Hidup Sesudah Mati
Ada hidup sesudah mati. Maka manfaatkanlah dunia yang serba dekat dan cepat ini sebagai “ladang” amal-saleh
“Mālik yaum al-dīn, ‘Dialah Allah, sang penguasa hari pembalasan’.” [QS: Al-Fātiḥah [1]: 3]
ORANG yang bijak adalah mereka yang mengerti tujuan hidupnya. Diantaranya, dia sadar bahwa kewajibannya adalah untuk ‘beribadah’ kepada Allah (QS. Al-Dzāriyāt [51]: 56).
Karena Allah adalah pemilik dan penguasanya (mālik). Bahkan hari akhirat pun menjadi milik-Nya (Qs. 1: 3). Maka, ibadahnya merupakan bentuk kesadaran bahwa dia hanya seorang ‘abd (hamba). Dan, rajanya adalah Allah. Dan ibadah yang diproyeksikan untuk negeri akhirat merupakan pengingat siapa saja bahwa ada kehidupan setelah kematian. Ada akhirat setelah dunia. Kata Allah, “Akhirat itu lebih baik bagimu daripada dunia ini.” (Qs. Al-Dhuhā [93]: 4).
Dan jika kehidupan akhirat itu lebih baik (khair) daripada dunia ini tidak berarti bahwa dunia ini tidak penting. Dunia tetap penting. Hanya saja, dunia adalah “jembatan” menuju akhirat.
Ia bukan tempat abadi bagi manusia, karena manusia pasti meninggalkannya. Ketika sampai ajalnya, dia akan kembali jua ke kampung hakiki, kampung akhirat (tempat tinggal terakhir). Itu sebabnya dunia dan akhirat tidak boleh dipisahkan. Karena Islam tak mengenal dikotomi: menceraikan kehidupan dunia dari akhirat. “Carilah olehmu sekalian kenikmatan negeri akhirat, tapi jangan lupakan bagianmu di dunia ini.” (QS. Al-Qaṣaṣ [28]: 77).
Maka, dunia ini harus dimenej dengan baik, agar hidup di permukaannya tak sia-sia.

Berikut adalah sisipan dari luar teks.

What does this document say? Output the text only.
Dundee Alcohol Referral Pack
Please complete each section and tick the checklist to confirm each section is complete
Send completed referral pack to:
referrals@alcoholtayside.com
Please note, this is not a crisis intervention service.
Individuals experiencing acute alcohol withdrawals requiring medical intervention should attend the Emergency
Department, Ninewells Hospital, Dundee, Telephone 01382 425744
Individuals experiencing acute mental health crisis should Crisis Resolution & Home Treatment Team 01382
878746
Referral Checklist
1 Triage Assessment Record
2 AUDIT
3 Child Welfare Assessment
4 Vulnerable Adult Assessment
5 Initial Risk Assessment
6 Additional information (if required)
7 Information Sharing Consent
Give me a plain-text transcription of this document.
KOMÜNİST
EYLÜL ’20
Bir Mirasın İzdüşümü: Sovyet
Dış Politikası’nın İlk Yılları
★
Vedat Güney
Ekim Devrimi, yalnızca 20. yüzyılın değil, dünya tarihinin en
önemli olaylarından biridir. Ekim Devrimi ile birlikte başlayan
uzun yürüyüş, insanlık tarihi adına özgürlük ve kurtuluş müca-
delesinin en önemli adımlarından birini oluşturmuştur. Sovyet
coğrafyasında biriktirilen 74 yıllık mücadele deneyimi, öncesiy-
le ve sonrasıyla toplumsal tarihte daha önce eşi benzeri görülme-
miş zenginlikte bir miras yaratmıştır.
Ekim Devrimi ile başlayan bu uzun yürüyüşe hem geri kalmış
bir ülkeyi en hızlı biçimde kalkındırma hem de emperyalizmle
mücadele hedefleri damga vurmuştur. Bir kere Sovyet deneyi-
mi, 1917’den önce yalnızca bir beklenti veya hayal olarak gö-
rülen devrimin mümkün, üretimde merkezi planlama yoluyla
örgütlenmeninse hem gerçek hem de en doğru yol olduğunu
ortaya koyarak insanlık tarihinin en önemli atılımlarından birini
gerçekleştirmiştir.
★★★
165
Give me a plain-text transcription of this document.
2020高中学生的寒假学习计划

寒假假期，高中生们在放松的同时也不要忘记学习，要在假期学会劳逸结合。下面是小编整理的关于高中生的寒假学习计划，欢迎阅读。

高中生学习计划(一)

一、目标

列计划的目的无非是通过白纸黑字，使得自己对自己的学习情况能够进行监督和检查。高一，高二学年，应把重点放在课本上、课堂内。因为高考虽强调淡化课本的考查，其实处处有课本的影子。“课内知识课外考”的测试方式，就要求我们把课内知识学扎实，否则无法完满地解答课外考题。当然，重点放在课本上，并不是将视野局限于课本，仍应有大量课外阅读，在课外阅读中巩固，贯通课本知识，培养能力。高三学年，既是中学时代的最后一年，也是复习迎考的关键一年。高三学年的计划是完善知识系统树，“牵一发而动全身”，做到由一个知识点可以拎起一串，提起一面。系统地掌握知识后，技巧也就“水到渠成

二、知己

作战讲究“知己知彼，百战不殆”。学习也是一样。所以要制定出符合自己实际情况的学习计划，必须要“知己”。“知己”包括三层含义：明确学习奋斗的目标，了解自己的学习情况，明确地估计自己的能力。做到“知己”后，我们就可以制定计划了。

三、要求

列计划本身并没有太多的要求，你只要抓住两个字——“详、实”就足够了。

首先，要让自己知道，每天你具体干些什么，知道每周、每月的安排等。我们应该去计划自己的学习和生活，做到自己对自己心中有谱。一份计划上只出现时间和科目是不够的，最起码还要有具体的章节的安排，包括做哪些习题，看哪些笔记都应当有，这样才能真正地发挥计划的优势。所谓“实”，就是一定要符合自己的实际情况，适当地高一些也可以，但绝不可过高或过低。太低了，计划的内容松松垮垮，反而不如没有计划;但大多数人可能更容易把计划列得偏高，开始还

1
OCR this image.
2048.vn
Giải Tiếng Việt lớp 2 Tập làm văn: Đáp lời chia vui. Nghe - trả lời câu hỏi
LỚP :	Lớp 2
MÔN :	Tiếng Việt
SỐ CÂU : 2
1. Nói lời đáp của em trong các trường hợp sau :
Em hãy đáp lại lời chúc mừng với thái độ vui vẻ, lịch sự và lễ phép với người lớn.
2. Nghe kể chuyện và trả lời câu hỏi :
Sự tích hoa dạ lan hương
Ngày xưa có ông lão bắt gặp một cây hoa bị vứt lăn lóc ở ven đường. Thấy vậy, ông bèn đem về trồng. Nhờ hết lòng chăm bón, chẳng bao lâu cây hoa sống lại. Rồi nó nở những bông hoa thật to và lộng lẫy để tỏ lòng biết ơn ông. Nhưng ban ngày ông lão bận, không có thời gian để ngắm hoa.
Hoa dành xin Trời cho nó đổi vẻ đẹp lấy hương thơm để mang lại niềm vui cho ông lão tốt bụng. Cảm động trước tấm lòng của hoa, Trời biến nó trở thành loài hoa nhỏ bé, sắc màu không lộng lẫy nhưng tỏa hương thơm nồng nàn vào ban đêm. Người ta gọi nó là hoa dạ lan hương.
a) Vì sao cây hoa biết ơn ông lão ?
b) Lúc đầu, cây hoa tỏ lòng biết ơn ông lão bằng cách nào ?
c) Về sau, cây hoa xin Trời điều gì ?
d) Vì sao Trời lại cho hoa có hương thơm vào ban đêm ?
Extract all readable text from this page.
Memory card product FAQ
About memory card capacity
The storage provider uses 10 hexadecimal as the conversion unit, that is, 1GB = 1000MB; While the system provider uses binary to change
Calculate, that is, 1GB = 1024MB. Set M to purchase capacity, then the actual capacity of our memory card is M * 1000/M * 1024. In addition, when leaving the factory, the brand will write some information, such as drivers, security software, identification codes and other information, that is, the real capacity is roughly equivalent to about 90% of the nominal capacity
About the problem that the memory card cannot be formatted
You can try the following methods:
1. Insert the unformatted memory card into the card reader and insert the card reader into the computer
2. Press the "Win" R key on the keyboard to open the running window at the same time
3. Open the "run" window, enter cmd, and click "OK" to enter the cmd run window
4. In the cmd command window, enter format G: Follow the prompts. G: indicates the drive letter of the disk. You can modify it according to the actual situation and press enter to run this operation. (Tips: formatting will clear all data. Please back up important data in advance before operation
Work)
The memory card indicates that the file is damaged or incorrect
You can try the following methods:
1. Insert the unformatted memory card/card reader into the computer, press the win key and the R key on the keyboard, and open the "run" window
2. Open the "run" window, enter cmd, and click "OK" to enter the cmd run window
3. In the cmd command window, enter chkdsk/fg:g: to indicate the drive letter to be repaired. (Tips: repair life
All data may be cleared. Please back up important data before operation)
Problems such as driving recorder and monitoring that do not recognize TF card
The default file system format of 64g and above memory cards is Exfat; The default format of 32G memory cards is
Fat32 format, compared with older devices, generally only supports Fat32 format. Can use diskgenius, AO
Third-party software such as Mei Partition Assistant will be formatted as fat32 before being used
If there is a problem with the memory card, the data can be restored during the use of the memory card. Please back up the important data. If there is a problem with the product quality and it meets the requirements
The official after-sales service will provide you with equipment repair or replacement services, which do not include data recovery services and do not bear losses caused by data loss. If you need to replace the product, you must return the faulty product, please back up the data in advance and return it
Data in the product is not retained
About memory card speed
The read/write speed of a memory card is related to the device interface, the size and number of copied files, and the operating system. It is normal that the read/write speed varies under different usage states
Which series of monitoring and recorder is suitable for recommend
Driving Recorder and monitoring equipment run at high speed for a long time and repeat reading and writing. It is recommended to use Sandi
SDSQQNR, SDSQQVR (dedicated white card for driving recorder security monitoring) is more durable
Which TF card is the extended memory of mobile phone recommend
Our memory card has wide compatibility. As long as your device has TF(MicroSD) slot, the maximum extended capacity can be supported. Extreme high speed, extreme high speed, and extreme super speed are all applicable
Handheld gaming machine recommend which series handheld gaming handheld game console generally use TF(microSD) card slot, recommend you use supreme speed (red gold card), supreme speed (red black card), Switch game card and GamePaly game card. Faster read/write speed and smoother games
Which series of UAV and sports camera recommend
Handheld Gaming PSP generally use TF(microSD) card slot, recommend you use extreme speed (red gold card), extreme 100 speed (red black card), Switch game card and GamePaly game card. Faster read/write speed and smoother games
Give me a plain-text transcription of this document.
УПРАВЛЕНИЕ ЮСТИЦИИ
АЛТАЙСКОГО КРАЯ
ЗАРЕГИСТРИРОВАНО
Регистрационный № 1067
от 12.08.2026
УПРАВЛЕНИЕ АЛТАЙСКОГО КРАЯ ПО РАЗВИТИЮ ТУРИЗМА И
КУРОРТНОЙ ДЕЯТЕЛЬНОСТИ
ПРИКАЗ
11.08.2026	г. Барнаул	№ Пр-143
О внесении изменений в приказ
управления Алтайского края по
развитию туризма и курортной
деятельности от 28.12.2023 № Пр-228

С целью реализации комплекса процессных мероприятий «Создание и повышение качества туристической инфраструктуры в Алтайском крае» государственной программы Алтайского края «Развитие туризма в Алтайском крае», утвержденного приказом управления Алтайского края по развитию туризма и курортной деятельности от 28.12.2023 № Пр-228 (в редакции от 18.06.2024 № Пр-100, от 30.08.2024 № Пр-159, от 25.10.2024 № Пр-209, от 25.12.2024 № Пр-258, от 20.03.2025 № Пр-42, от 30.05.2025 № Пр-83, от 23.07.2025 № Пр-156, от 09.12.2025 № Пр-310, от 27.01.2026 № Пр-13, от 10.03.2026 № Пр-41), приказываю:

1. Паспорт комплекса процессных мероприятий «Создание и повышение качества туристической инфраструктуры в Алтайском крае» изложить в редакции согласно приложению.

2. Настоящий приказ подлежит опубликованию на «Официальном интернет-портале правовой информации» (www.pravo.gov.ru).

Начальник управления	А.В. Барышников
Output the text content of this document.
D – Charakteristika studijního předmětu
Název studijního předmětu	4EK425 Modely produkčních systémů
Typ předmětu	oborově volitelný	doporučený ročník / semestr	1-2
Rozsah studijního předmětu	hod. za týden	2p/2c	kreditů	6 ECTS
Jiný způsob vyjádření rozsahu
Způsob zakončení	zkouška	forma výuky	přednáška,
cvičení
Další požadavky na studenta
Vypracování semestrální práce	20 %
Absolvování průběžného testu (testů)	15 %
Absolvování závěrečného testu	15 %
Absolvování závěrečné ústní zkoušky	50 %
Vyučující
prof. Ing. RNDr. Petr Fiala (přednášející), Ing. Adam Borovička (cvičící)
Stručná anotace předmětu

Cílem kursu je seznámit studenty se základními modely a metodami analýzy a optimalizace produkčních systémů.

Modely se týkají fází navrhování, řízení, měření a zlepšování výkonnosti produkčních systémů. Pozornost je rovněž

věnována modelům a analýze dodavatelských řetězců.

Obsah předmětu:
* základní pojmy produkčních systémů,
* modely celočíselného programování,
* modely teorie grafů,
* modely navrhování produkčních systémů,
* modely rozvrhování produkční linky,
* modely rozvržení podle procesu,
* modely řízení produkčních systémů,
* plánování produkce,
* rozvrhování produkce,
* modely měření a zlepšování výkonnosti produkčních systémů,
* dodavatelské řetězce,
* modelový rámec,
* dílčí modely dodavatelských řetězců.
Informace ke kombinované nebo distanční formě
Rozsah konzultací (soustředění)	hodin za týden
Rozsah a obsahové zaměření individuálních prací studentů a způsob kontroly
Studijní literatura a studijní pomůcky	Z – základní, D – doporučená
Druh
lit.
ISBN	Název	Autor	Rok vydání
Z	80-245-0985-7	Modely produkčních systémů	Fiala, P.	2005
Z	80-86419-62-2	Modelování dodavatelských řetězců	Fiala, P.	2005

Imam Ibn Qudāmah memberi nasihat penting mengeni dunia ini. Beliau menulis dengan sangat indah;
“Ketahuilah! Semoga Allah merahmatimu. Dunia ini adalah “ladang” akhirat, tempat keuntungan berniaga, tempat mengumpulkan bekal, dan menumpuk barang-barang yang menguntungkan. Orang yang lebih dahulu mendapatkannya dialah yang menang. Di dalamnya orang-orang yang bertakwa sukses, orang-orang jujur menuai kejayaan, orang-orang yang beramal memanen hasil, sementara orang yang berleha-leha mereguk gelas kerugian yang tiada tara.
Dunia ini adalah angan-angan tempat kembali penghuni surga dan penghuni neraka.
Tentang penghuni neraka Allah berfirman: “Dan mereka (penghuni neraka) berteriak-teriak di dalam neraka sembari berkata, ‘Hai Tuhan kami, keluarkan kami dari neraka ini agar kami beramal selain amal-amal (kejelekan) yang sudah kami kerjakan.” (QS. Fāṭir [35]: 37).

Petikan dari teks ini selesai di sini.